It cost you 2 karma points, because I'd otherwise have voted you up for an otherwise high-quality post.
Rash, knee-jerk reactions are often a social liability, which reminds me of a funny bar anecdote:
Guy: So, you're waiting for someone?
Girl: Yeah, some college friends. They're an hour late. Oh my... Boy, friends can be really rude sometimes.
Guy: Tell me about your sister. How old is she?
Girl: What?
Guy: Sorry, I heard the words "my boyfriend" and--
(Girl walks away.)
That's not true. Estate tax rules affect gifts during one's own lifetime as well.
Everyone does have a writing fingerprint, contrary to what another person claimed. However, it is an open question whether it can be efficiently extracted.

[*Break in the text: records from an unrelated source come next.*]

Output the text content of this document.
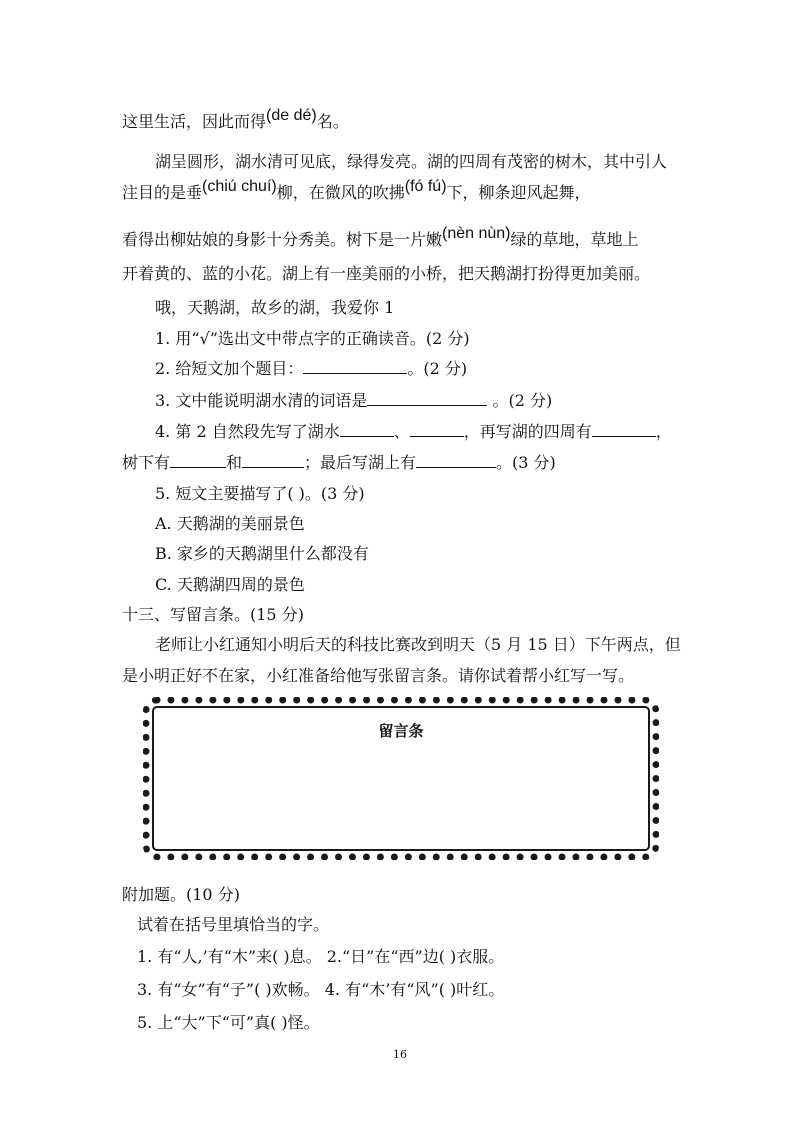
这里生活，因此而得(de dé)名。
湖呈圆形，湖水清可见底，绿得发亮。湖的四周有茂密的树木，其中引人
注目的是垂(chiú chuí)柳，在微风的吹拂(fó fú)下，柳条迎风起舞，
看得出柳姑娘的身影十分秀美。树下是一片嫩(nèn nùn)绿的草地，草地上
开着黄的、蓝的小花。湖上有一座美丽的小桥，把天鹅湖打扮得更加美丽。
哦，天鹅湖，故乡的湖，我爱你 1
1. 用“√”选出文中带点字的正确读音。(2 分)
2. 给短文加个题目：	。(2 分)
3. 文中能说明湖水清的词语是	。(2 分)
4. 第 2 自然段先写了湖水	、	，再写湖的四周有	，
树下有	和	；最后写湖上有	。(3 分)
5. 短文主要描写了( )。(3 分)
A. 天鹅湖的美丽景色
B. 家乡的天鹅湖里什么都没有
C. 天鹅湖四周的景色
十三、写留言条。(15 分)
老师让小红通知小明后天的科技比赛改到明天（5 月 15 日）下午两点，但
是小明正好不在家，小红准备给他写张留言条。请你试着帮小红写一写。
留言条
附加题。(10 分)
试着在括号里填恰当的字。
1. 有“人,’有“木”来( )息。 2.“日”在“西”边( )衣服。
3. 有“女”有“子”( )欢畅。 4. 有“木’有“风”( )叶红。
5. 上“大”下“可”真( )怪。
16
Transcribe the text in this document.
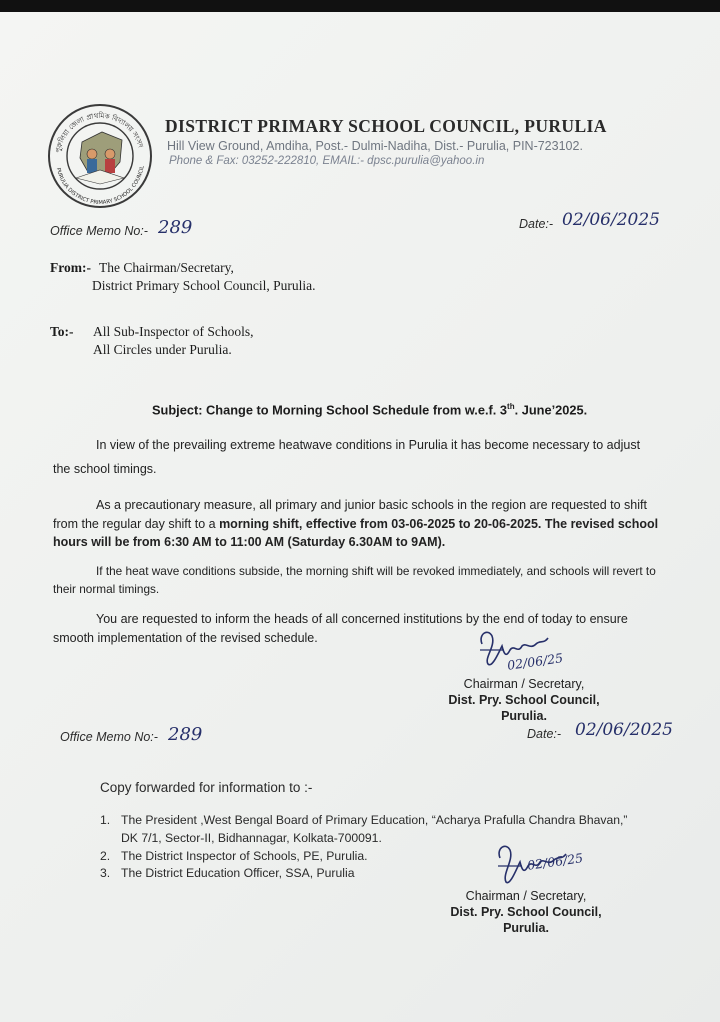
পুরুলিয়া জেলা প্রাথমিক বিদ্যালয় সংসদ
PURULIA DISTRICT PRIMARY SCHOOL COUNCIL
DISTRICT PRIMARY SCHOOL COUNCIL, PURULIA
Hill View Ground, Amdiha, Post.- Dulmi-Nadiha, Dist.- Purulia, PIN-723102.
Phone & Fax: 03252-222810, EMAIL:- dpsc.purulia@yahoo.in
Office Memo No:- 289	Date:- 02/06/2025
From:- The Chairman/Secretary,
District Primary School Council, Purulia.
To:- All Sub-Inspector of Schools,
All Circles under Purulia.
Subject: Change to Morning School Schedule from w.e.f. 3th. June’2025.
In view of the prevailing extreme heatwave conditions in Purulia it has become necessary to adjust
the school timings.
As a precautionary measure, all primary and junior basic schools in the region are requested to shift
from the regular day shift to a morning shift, effective from 03-06-2025 to 20-06-2025. The revised school
hours will be from 6:30 AM to 11:00 AM (Saturday 6.30AM to 9AM).
If the heat wave conditions subside, the morning shift will be revoked immediately, and schools will revert to
their normal timings.
You are requested to inform the heads of all concerned institutions by the end of today to ensure
smooth implementation of the revised schedule.
02/06/25
Chairman / Secretary,
Dist. Pry. School Council,
Purulia.
Office Memo No:- 289	Date:- 02/06/2025
Copy forwarded for information to :-
1. The President ,West Bengal Board of Primary Education, “Acharya Prafulla Chandra Bhavan,”
DK 7/1, Sector-II, Bidhannagar, Kolkata-700091.
2. The District Inspector of Schools, PE, Purulia.
3. The District Education Officer, SSA, Purulia
02/06/25
Chairman / Secretary,
Dist. Pry. School Council,
Purulia.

The basic idea for constructing a fingerprint is this. Consider two words that are nearly interchangeable, say 'since' and 'because'. Different people use the two words in a differing proportion. By comparing the relative frequency of the two words, you get a little bit of information about a person, typically under 1 bit. But by putting together enough of these 'markers', you can construct a profile.
The beginning of modern, rigorous research in this field was by Mosteller in Wallace in 1964: they identified the author of the disputed Federalist papers, almost 200 years after they were written (note that there were only three possible candidates!). They got on the cover of TIME, apparently. Other "coups" for writing-style de-anonymization are the identification of the author of Primary Colors, as well as the unabomber (his brother recognized his style, it wasn't done by statistical/computational means).
The current state of the art is summarized here. http://www.stat.rutgers.edu/~madigan/AUTHORID/bibliography.h... If you're going to do any work on this, you should read as many of those papers as you can. Or else you'll invent something feindishly clever only to find that some academic already wrote about it 20 years ago and showed why it doesn't work.
Now, that list stops at 2005, but I'm assuming there haven't been earth shattering changes since then. I'm familiar with the results from those papers; the curious thing is that they stop at corpuses of a couple hundred authors or so -- i.e, identifying one anonymous poster out of say 200, rather than a million. This is probably because they had different applications in mind, such as identification within a company, instead of Internet-scale de-anonymization. Note that the amount of information you need is always logarithmic in the potential number of authors, and so if you can do 200 authors you can almost definitely push it to a few tens of thousands of authors.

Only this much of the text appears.